Kono has referred to the importance of human exchanges between Japan and China and proposed regular meetings between the Japanese and Chinese leaders. We are eager to see the LDP presidential hopefuls compete over comprehensive strategies to deal with China’s expansion anchored by bilateral dialogue.

We wonder why the four politicians are not trying to engage in discussions on specific ideas to improve Japan’s soured ties with South Korea.

Kishida, who was the foreign minister when the two governments struck an agreement on the issue of so-called “comfort women,” has said Japan has carried out its side of the deal concerning South Korean women forced to provide sex to Japanese soldiers before and during World War II.

“The ball is now in the South Korean court,” he said.

Kono, who succeeded Kishida as foreign minister, adopts the virtually same position on history-related bilateral issues. But there is a long list of challenges that require close cooperation between Tokyo and Seoul, including security threats posed by North Korea.

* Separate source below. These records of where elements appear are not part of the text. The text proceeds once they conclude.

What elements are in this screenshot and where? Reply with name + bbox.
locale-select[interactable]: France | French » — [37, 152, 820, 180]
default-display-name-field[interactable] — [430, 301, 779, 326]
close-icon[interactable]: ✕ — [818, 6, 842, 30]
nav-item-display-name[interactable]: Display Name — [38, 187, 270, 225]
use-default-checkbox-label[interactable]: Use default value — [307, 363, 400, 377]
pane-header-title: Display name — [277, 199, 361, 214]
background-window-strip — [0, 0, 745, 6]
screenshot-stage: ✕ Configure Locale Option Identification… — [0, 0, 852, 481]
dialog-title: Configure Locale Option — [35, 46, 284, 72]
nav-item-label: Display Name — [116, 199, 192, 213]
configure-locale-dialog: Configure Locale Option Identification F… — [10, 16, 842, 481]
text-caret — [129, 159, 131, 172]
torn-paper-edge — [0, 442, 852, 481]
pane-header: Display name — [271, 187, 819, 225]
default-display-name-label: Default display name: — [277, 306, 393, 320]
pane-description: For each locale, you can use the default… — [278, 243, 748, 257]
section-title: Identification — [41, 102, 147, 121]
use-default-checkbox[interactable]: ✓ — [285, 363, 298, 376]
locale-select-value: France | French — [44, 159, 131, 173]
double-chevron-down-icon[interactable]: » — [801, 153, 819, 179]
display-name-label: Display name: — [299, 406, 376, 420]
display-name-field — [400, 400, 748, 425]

The next Japanese leader should make serious efforts to achieve a thaw in the frosty bilateral relationship instead of just waiting for South Korean action.

One of the policy topics that has yet to be discussed in depth in the LDP leadership race is the heavy U.S. military presence in Okinawa Prefecture.

The Abe and Suga administrations completely disregarded strong local opposition to the plan to build a new U.S. military base in the Henoko district of Nago, a city in Okinawa, to assume the functions of U.S. Marine Corps Air Station Futenma, which is located in Ginowan, also in the prefecture.

Local voters repeatedly expressed their opposition to the plan through elections and a prefectural referendum.

Meanwhile, there has been no end to crimes and pollution involving U.S. service members and bases. Confronting this issue head-on is a prerequisite for Japan’s efforts to develop an improved security policy.